The tracker also demonstrated a lack of medical specialists in rural areas, with many counties lacking OB-GYNs. For example, West Virginia has 14 adjacent counties with no maternal care providers.
Probst said 40 percent of all births nationally are covered by Medicaid, including 47 percent of births in rural counties. Despite a lack of OB-GYN specialists in these counties, Probst said OB-GYNs are less likely to refuse Medicaid patients because so much of their revenue comes from patients on the program.
“OB-Gs will be cutting off a lot of their business,” Probst said.
The tracker also found the provider-to-population ratio for nurse practitioners in rural areas increased from 165 per 100,000 people in 2016 to 236 in 2021.
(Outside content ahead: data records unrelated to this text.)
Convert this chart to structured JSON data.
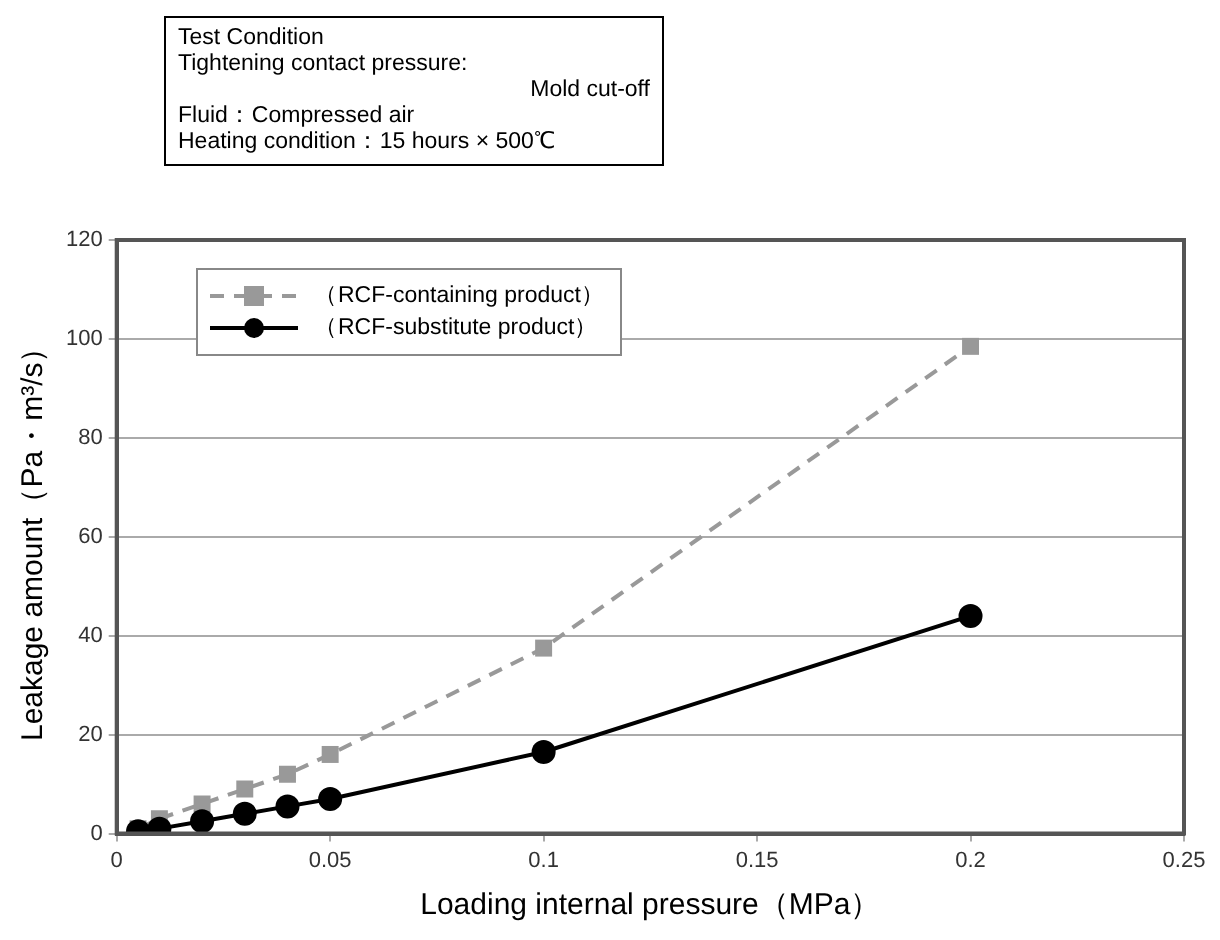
{
  "chart_data": {
    "type": "line",
    "xlabel": "Loading internal pressure（MPa）",
    "ylabel": "Leakage amount（Pa・m³/s）",
    "annotations": [
      "Test Condition",
      "Tightening contact pressure:",
      "Mold cut-off",
      "Fluid：Compressed air",
      "Heating condition：15 hours × 500℃"
    ],
    "x": [
      0.005,
      0.01,
      0.02,
      0.03,
      0.04,
      0.05,
      0.1,
      0.2
    ],
    "series": [
      {
        "name": "（RCF-containing product）",
        "color": "#999999",
        "marker": "square",
        "line_style": "dashed",
        "values": [
          1,
          3,
          6,
          9,
          12,
          16,
          37.5,
          98.5
        ]
      },
      {
        "name": "（RCF-substitute product）",
        "color": "#000000",
        "marker": "circle",
        "line_style": "solid",
        "values": [
          0.5,
          1,
          2.5,
          4,
          5.5,
          7,
          16.5,
          44
        ]
      }
    ],
    "xlim": [
      0,
      0.25
    ],
    "xticks": [
      0,
      0.05,
      0.1,
      0.15,
      0.2,
      0.25
    ],
    "ylim": [
      0,
      120
    ],
    "yticks": [
      0,
      20,
      40,
      60,
      80,
      100,
      120
    ],
    "grid": "y",
    "legend": "top left"
  }
}
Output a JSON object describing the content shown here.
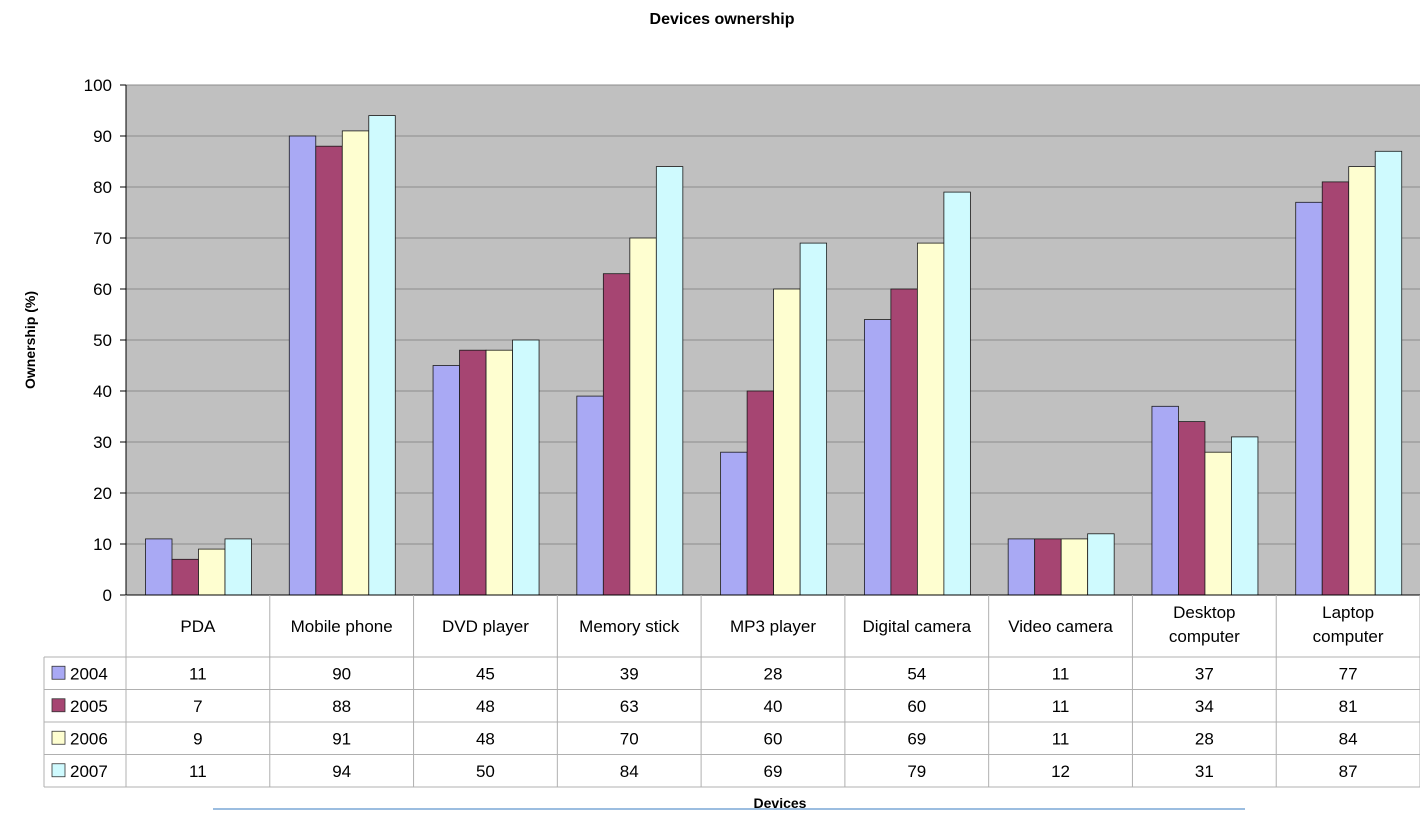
{
  "colors": {
    "plot_background": "#c0c0c0",
    "gridline": "#8c8c8c",
    "series": [
      "#a9a9f4",
      "#a64572",
      "#fefed0",
      "#cffafe"
    ]
  },
  "chart_data": {
    "type": "bar",
    "title": "Devices ownership",
    "xlabel": "Devices",
    "ylabel": "Ownership (%)",
    "ylim": [
      0,
      100
    ],
    "yticks": [
      0,
      10,
      20,
      30,
      40,
      50,
      60,
      70,
      80,
      90,
      100
    ],
    "grid": true,
    "legend": "data-table-left",
    "categories": [
      [
        "PDA"
      ],
      [
        "Mobile phone"
      ],
      [
        "DVD player"
      ],
      [
        "Memory stick"
      ],
      [
        "MP3 player"
      ],
      [
        "Digital camera"
      ],
      [
        "Video camera"
      ],
      [
        "Desktop",
        "computer"
      ],
      [
        "Laptop",
        "computer"
      ]
    ],
    "series": [
      {
        "name": "2004",
        "values": [
          11,
          90,
          45,
          39,
          28,
          54,
          11,
          37,
          77
        ]
      },
      {
        "name": "2005",
        "values": [
          7,
          88,
          48,
          63,
          40,
          60,
          11,
          34,
          81
        ]
      },
      {
        "name": "2006",
        "values": [
          9,
          91,
          48,
          70,
          60,
          69,
          11,
          28,
          84
        ]
      },
      {
        "name": "2007",
        "values": [
          11,
          94,
          50,
          84,
          69,
          79,
          12,
          31,
          87
        ]
      }
    ]
  }
}
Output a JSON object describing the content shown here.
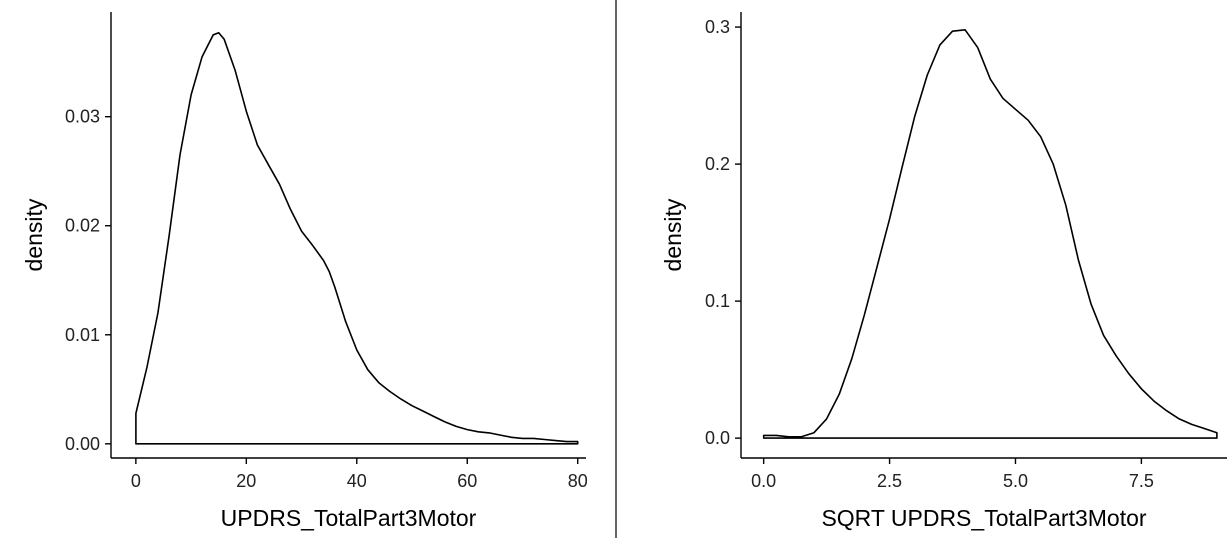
{
  "colors": {
    "background": "#ffffff",
    "line": "#000000",
    "axis": "#000000",
    "tick_text": "#222222",
    "divider": "#000000"
  },
  "chart_data": [
    {
      "type": "area",
      "title": "",
      "xlabel": "UPDRS_TotalPart3Motor",
      "ylabel": "density",
      "xlim": [
        -4.5,
        81.5
      ],
      "ylim": [
        -0.0013,
        0.0396
      ],
      "xticks": [
        0,
        20,
        40,
        60,
        80
      ],
      "xtick_labels": [
        "0",
        "20",
        "40",
        "60",
        "80"
      ],
      "yticks": [
        0.0,
        0.01,
        0.02,
        0.03
      ],
      "ytick_labels": [
        "0.00",
        "0.01",
        "0.02",
        "0.03"
      ],
      "grid": false,
      "legend": "none",
      "series": [
        {
          "x": [
            0,
            2,
            4,
            6,
            8,
            10,
            12,
            14,
            15,
            16,
            18,
            20,
            22,
            24,
            26,
            28,
            30,
            32,
            34,
            35,
            36,
            38,
            40,
            42,
            44,
            46,
            48,
            50,
            52,
            54,
            56,
            58,
            60,
            62,
            64,
            66,
            68,
            70,
            72,
            74,
            76,
            78,
            80
          ],
          "y": [
            0.0028,
            0.007,
            0.012,
            0.019,
            0.0265,
            0.032,
            0.0355,
            0.0375,
            0.0377,
            0.0371,
            0.0342,
            0.0305,
            0.0274,
            0.0256,
            0.0238,
            0.0215,
            0.0195,
            0.0182,
            0.0168,
            0.0158,
            0.0144,
            0.0112,
            0.0086,
            0.0068,
            0.0056,
            0.0048,
            0.0041,
            0.0035,
            0.003,
            0.0025,
            0.002,
            0.0016,
            0.0013,
            0.0011,
            0.001,
            0.0008,
            0.0006,
            0.0005,
            0.0005,
            0.0004,
            0.0003,
            0.0002,
            0.0002
          ]
        }
      ]
    },
    {
      "type": "area",
      "title": "",
      "xlabel": "SQRT UPDRS_TotalPart3Motor",
      "ylabel": "density",
      "xlim": [
        -0.45,
        9.2
      ],
      "ylim": [
        -0.0145,
        0.311
      ],
      "xticks": [
        0.0,
        2.5,
        5.0,
        7.5
      ],
      "xtick_labels": [
        "0.0",
        "2.5",
        "5.0",
        "7.5"
      ],
      "yticks": [
        0.0,
        0.1,
        0.2,
        0.3
      ],
      "ytick_labels": [
        "0.0",
        "0.1",
        "0.2",
        "0.3"
      ],
      "grid": false,
      "legend": "none",
      "series": [
        {
          "x": [
            0.0,
            0.25,
            0.5,
            0.75,
            1.0,
            1.25,
            1.5,
            1.75,
            2.0,
            2.25,
            2.5,
            2.75,
            3.0,
            3.25,
            3.5,
            3.75,
            4.0,
            4.25,
            4.5,
            4.75,
            5.0,
            5.25,
            5.5,
            5.75,
            6.0,
            6.25,
            6.5,
            6.75,
            7.0,
            7.25,
            7.5,
            7.75,
            8.0,
            8.25,
            8.5,
            8.75,
            9.0
          ],
          "y": [
            0.002,
            0.002,
            0.001,
            0.001,
            0.004,
            0.014,
            0.032,
            0.058,
            0.09,
            0.125,
            0.16,
            0.198,
            0.235,
            0.265,
            0.287,
            0.297,
            0.298,
            0.285,
            0.262,
            0.248,
            0.24,
            0.232,
            0.22,
            0.2,
            0.17,
            0.13,
            0.098,
            0.075,
            0.06,
            0.047,
            0.036,
            0.027,
            0.02,
            0.014,
            0.01,
            0.007,
            0.004
          ]
        }
      ]
    }
  ]
}
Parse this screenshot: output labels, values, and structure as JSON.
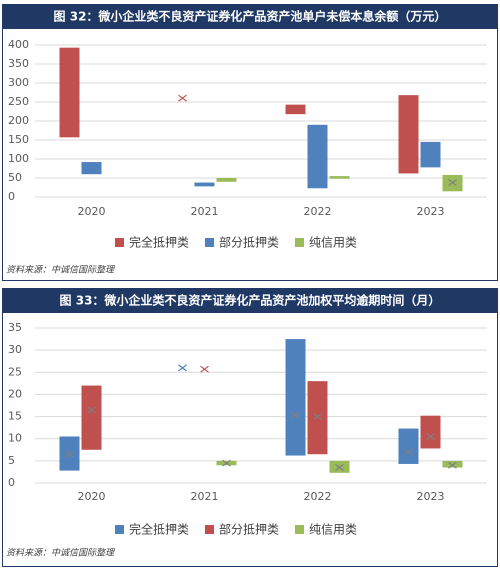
{
  "chart_data": [
    {
      "type": "range-box",
      "title": "图 32：微小企业类不良资产证券化产品资产池单户未偿本息余额（万元）",
      "source": "资料来源：中诚信国际整理",
      "categories": [
        "2020",
        "2021",
        "2022",
        "2023"
      ],
      "ylim": [
        0,
        400
      ],
      "yticks": [
        0,
        50,
        100,
        150,
        200,
        250,
        300,
        350,
        400
      ],
      "series": [
        {
          "name": "完全抵押类",
          "color": "#c0504d",
          "low": [
            157,
            null,
            218,
            62
          ],
          "high": [
            393,
            null,
            243,
            268
          ],
          "mean": [
            null,
            260,
            null,
            null
          ]
        },
        {
          "name": "部分抵押类",
          "color": "#4f81bd",
          "low": [
            60,
            28,
            23,
            78
          ],
          "high": [
            92,
            38,
            190,
            145
          ],
          "mean": [
            null,
            null,
            null,
            null
          ]
        },
        {
          "name": "纯信用类",
          "color": "#9bbb59",
          "low": [
            null,
            40,
            48,
            15
          ],
          "high": [
            null,
            50,
            55,
            58
          ],
          "mean": [
            null,
            null,
            null,
            38
          ]
        }
      ]
    },
    {
      "type": "range-box",
      "title": "图 33：微小企业类不良资产证券化产品资产池加权平均逾期时间（月）",
      "source": "资料来源：中诚信国际整理",
      "categories": [
        "2020",
        "2021",
        "2022",
        "2023"
      ],
      "ylim": [
        0,
        35
      ],
      "yticks": [
        0,
        5,
        10,
        15,
        20,
        25,
        30,
        35
      ],
      "series": [
        {
          "name": "完全抵押类",
          "color": "#4f81bd",
          "low": [
            2.8,
            null,
            6.2,
            4.3
          ],
          "high": [
            10.5,
            null,
            32.5,
            12.3
          ],
          "mean": [
            6.5,
            26,
            15.3,
            7
          ]
        },
        {
          "name": "部分抵押类",
          "color": "#c0504d",
          "low": [
            7.5,
            null,
            6.5,
            7.8
          ],
          "high": [
            22,
            null,
            23,
            15.2
          ],
          "mean": [
            16.5,
            25.7,
            15,
            10.5
          ]
        },
        {
          "name": "纯信用类",
          "color": "#9bbb59",
          "low": [
            null,
            4,
            2.3,
            3.5
          ],
          "high": [
            null,
            5,
            5,
            5
          ],
          "mean": [
            null,
            4.5,
            3.5,
            4
          ]
        }
      ]
    }
  ]
}
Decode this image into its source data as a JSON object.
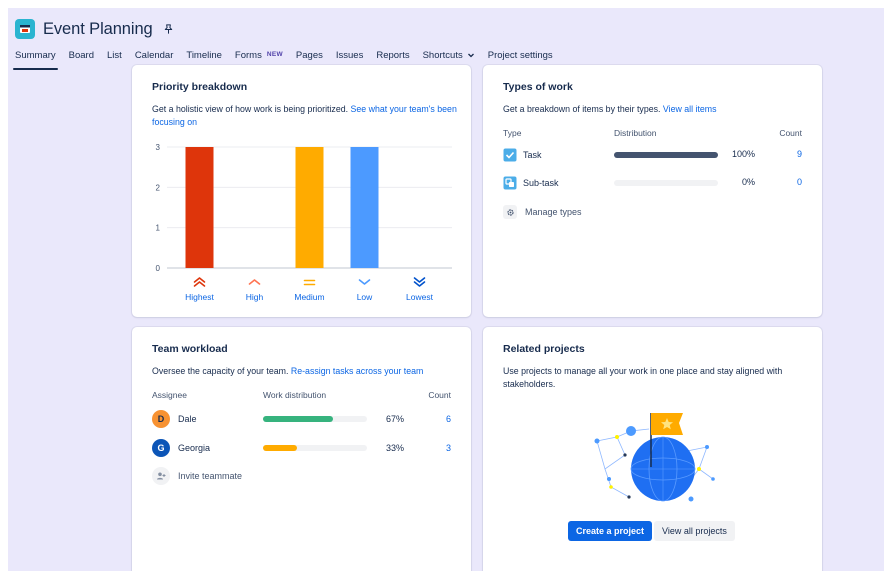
{
  "header": {
    "title": "Event Planning",
    "tabs": [
      {
        "label": "Summary",
        "active": true
      },
      {
        "label": "Board"
      },
      {
        "label": "List"
      },
      {
        "label": "Calendar"
      },
      {
        "label": "Timeline"
      },
      {
        "label": "Forms",
        "badge": "NEW"
      },
      {
        "label": "Pages"
      },
      {
        "label": "Issues"
      },
      {
        "label": "Reports"
      },
      {
        "label": "Shortcuts"
      },
      {
        "label": "Project settings"
      }
    ]
  },
  "priority": {
    "title": "Priority breakdown",
    "desc_text": "Get a holistic view of how work is being prioritized.",
    "desc_link": "See what your team's been focusing on"
  },
  "chart_data": {
    "type": "bar",
    "categories": [
      "Highest",
      "High",
      "Medium",
      "Low",
      "Lowest"
    ],
    "values": [
      3,
      0,
      3,
      3,
      0
    ],
    "colors": [
      "#de350b",
      "#ff7452",
      "#ffab00",
      "#4c9aff",
      "#0052cc"
    ],
    "yticks": [
      0,
      1,
      2,
      3
    ],
    "ylim": [
      0,
      3
    ],
    "grid": true
  },
  "types": {
    "title": "Types of work",
    "desc_text": "Get a breakdown of items by their types.",
    "desc_link": "View all items",
    "col_type": "Type",
    "col_dist": "Distribution",
    "col_count": "Count",
    "rows": [
      {
        "name": "Task",
        "pct_text": "100%",
        "fraction": 1.0,
        "count": "9",
        "icon": "task-checkbox-icon",
        "color": "#44546f"
      },
      {
        "name": "Sub-task",
        "pct_text": "0%",
        "fraction": 0.0,
        "count": "0",
        "icon": "subtask-icon",
        "color": "#44546f"
      }
    ],
    "manage": "Manage types"
  },
  "team": {
    "title": "Team workload",
    "desc_text": "Oversee the capacity of your team.",
    "desc_link": "Re-assign tasks across your team",
    "col_assignee": "Assignee",
    "col_dist": "Work distribution",
    "col_count": "Count",
    "rows": [
      {
        "initial": "D",
        "name": "Dale",
        "pct_text": "67%",
        "fraction": 0.67,
        "count": "6",
        "avatar_bg": "#f79232",
        "avatar_fg": "#172b4d",
        "bar": "#36b37e"
      },
      {
        "initial": "G",
        "name": "Georgia",
        "pct_text": "33%",
        "fraction": 0.33,
        "count": "3",
        "avatar_bg": "#0c55b7",
        "avatar_fg": "#ffffff",
        "bar": "#ffab00"
      }
    ],
    "invite": "Invite teammate"
  },
  "related": {
    "title": "Related projects",
    "desc": "Use projects to manage all your work in one place and stay aligned with stakeholders.",
    "create": "Create a project",
    "view_all": "View all projects"
  }
}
Nurse practitioners undergo less training than doctors, with some getting their degree 18 months after becoming a registered nurse, compared to doctors who are required to graduate from a four-year medical school and complete a three-to-seven-year residency training program, the length of which depends on the specific field. This less intensive training can lead to problems like misdiagnosis, according to the American Medical Association.
Alana Knudson, the director of the NORC Walsh Center for Rural Health Analysis, said laws requiring that rural health clinics be staffed by nurse practitioners, physician assistants and certified nurse midwives 50 percent of the time are the root cause of the increased ratio of nurse practitioners.
Knudson said the data provided by the tracker is valuable because there is a lack of information regarding primary care providers in rural areas. But she added that the Mullan Institute’s finding that the ratio increased from 2016 to 2021 is not an economic disparity but rather a requirement by law.
“So when we are looking at disparities, we need to be very clear about what we are calling a disparity because it can’t be solely about primary care physicians,” Knudson said.